28.09.15

Ist der Euro bei 1,10 Franken mit seinem Latein am Ende?

Kontinuierlich legt der Euro wieder zum Schweizer Franken zu. Die Furcht vor einem Ende der seit drei Monaten währenden Aufwärtsbewegung verfliegt. Grünes Licht für Wechselkurse bei 1,12 kommt von der Charttechnik. Überfährt der Eurokurs ein von zwei deutschen Banken bei 1,10 Franken aufgebautes Stoppschild?

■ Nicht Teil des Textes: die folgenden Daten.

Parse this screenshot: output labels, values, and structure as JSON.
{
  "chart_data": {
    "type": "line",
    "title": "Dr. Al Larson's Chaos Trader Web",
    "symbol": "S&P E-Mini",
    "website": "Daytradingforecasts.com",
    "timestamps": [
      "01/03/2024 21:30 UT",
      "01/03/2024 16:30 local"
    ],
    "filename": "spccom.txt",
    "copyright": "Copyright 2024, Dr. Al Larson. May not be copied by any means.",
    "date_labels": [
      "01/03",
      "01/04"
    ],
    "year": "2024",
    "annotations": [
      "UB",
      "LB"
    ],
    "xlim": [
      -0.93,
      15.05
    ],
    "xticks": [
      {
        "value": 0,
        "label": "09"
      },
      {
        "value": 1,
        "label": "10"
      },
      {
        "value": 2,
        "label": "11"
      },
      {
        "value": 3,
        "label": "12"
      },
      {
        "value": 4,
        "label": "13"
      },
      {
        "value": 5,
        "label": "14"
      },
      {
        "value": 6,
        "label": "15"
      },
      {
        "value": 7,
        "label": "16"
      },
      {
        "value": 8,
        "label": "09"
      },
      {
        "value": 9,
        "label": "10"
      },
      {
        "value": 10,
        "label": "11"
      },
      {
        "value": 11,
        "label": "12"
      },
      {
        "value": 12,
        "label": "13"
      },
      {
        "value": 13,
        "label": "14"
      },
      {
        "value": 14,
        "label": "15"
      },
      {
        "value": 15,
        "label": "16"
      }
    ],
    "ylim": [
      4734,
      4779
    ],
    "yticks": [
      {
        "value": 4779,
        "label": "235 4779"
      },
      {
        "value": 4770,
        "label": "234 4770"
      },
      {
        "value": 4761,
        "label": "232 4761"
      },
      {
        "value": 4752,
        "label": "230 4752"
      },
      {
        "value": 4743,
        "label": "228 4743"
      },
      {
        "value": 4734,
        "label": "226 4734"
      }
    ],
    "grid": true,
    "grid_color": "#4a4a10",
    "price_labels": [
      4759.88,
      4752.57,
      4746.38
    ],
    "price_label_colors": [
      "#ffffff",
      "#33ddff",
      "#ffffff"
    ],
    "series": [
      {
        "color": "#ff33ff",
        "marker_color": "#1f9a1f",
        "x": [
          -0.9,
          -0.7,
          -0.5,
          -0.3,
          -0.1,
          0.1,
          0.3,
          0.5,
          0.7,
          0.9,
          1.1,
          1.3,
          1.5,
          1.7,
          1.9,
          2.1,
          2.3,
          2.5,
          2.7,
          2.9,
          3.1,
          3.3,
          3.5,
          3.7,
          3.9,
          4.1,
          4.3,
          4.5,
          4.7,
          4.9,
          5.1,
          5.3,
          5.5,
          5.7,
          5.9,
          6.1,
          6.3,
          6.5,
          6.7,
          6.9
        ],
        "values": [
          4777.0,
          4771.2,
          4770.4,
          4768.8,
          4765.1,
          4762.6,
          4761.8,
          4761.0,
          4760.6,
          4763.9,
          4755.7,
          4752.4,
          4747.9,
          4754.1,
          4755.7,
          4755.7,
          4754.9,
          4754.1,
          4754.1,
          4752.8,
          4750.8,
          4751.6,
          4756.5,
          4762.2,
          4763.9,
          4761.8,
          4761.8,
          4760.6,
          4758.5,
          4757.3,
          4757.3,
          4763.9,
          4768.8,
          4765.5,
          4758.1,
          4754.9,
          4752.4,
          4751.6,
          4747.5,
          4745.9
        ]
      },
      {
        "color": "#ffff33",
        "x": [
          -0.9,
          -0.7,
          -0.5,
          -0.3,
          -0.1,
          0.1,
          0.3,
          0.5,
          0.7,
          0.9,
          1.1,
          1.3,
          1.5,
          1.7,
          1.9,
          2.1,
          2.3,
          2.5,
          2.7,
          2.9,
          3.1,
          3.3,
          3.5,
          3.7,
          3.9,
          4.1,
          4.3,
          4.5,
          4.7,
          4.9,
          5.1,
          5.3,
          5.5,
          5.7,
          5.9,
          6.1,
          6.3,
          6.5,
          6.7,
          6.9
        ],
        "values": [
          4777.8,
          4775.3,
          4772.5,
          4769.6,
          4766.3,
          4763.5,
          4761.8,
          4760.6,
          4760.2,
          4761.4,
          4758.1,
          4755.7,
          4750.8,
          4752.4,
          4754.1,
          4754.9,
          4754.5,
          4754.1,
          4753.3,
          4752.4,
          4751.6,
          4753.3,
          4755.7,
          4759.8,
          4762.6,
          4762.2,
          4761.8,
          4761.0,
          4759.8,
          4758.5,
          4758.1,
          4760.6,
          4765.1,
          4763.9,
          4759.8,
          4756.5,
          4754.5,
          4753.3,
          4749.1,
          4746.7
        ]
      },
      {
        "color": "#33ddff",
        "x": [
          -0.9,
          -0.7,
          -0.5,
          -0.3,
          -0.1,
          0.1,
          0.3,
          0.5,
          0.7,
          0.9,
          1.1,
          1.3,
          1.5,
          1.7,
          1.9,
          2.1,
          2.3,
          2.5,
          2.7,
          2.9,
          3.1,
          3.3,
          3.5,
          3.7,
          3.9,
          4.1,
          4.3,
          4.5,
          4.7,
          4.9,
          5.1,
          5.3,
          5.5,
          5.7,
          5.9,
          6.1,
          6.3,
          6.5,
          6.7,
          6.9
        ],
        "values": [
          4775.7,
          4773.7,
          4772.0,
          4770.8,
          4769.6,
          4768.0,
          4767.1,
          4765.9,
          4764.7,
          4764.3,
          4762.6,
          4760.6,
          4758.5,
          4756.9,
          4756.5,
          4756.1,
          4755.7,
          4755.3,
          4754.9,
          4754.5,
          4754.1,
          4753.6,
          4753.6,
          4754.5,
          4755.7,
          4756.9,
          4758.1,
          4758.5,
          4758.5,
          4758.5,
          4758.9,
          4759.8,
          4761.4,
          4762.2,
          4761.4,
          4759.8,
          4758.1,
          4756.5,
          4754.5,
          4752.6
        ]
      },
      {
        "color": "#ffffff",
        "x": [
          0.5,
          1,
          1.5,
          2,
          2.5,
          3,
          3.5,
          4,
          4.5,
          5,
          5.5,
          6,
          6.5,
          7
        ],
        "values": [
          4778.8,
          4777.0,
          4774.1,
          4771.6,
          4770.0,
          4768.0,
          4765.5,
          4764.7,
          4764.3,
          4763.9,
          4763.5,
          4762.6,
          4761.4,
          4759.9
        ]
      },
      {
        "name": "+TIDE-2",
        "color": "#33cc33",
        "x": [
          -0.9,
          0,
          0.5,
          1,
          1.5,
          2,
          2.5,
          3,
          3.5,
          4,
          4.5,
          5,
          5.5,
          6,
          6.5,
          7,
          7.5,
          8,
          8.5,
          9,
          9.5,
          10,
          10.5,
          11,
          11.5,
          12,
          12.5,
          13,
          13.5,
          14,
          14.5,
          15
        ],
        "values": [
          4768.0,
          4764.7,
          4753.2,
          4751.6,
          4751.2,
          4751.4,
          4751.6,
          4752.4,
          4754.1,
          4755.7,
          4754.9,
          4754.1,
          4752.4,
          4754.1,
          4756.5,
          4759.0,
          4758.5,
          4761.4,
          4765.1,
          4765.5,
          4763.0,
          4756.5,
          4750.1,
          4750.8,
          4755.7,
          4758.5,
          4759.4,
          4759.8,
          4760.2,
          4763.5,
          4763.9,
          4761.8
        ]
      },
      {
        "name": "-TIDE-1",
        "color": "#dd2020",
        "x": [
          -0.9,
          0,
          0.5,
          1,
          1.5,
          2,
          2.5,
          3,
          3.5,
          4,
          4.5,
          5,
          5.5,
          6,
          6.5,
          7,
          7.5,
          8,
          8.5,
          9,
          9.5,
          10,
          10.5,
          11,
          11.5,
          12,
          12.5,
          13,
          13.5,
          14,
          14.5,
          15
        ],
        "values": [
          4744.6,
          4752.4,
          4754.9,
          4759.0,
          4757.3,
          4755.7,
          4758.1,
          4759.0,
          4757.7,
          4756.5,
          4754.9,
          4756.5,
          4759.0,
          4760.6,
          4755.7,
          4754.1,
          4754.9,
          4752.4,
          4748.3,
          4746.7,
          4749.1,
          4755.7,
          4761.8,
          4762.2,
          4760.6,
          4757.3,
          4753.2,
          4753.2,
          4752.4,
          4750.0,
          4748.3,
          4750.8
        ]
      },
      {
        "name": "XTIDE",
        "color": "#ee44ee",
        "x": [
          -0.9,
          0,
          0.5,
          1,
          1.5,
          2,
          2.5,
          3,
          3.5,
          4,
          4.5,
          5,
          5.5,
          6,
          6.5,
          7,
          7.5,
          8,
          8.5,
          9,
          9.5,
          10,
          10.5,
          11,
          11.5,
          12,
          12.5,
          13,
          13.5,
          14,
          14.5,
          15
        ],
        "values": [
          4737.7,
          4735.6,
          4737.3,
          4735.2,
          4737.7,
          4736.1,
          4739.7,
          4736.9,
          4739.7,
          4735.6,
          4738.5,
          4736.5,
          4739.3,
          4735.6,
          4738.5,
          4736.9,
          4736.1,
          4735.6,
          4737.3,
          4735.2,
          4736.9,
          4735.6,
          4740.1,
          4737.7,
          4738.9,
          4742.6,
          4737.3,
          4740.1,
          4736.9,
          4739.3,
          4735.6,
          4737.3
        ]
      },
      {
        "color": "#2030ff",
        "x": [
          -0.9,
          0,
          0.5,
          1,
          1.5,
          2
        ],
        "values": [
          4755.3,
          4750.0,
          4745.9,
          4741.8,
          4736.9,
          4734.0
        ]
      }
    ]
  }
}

Für den Euro sieht es zwischenzeitlich wirklich schlecht aus. Er sinkt auf ein 3-Wochentief bei 1,0820 Franken und reißt dabei die Trendlinie. Die befürchtete Trendumkehr bleibt aber aus. Dem Euro-Franken-Kurs gelingt der Sprung zurück über die Trendlinie. Damit ist Platz bis zum 8-Monatshoch von 11. September 2015 bei 1,1050. Sollte diese Marke geknackt werden, wäre der Weg frei für Wechselkurse bei 1,12.


"Wer noch immer Hoffnung hegte, der Schweizer Franken sei einer der großen sicheren Häfen am Devisenmarkt, dürfte spätestens mit den jüngsten Turbulenzen eines Besseren belehrt sein", heißt es in einem aktuellen Marktkommentar der DZ Privatbank. Der Schweizer Franken habe von den Unsicherheit in und um China so gut wie nicht profitieren können.

Die DZ Privatbank rechnet allerdings nicht mit einem Anstieg des Euro, aufgrund der Tatsache, dass der Schweizer Franken seinen Status als sicherer Hafen verloren hat. Man erwartet eine Wechselkursbandbreite von 1,05 bis 1,10. Aufgrund einer in den kommenden Monaten zunächst anstehenden globalen Euro-Schwäche könnte die untere Seite ausgetestet werden, fügt die Bank hinzu.

Ähnlich sieht man das bei der Commerzbank: "Die Ausflüge von EUR-CHF in den Bereich von 1,10 dürften nicht nachhaltig sein", lautet ihr aktueller Kommentar. Auf Sicht der nächsten sechs Monate halte man niedrigere Notierungen für wahrscheinlich. Die konkrete Prognose der Commerzbank für März 2016 sieht den Euro auf 1,04 Franken fallen.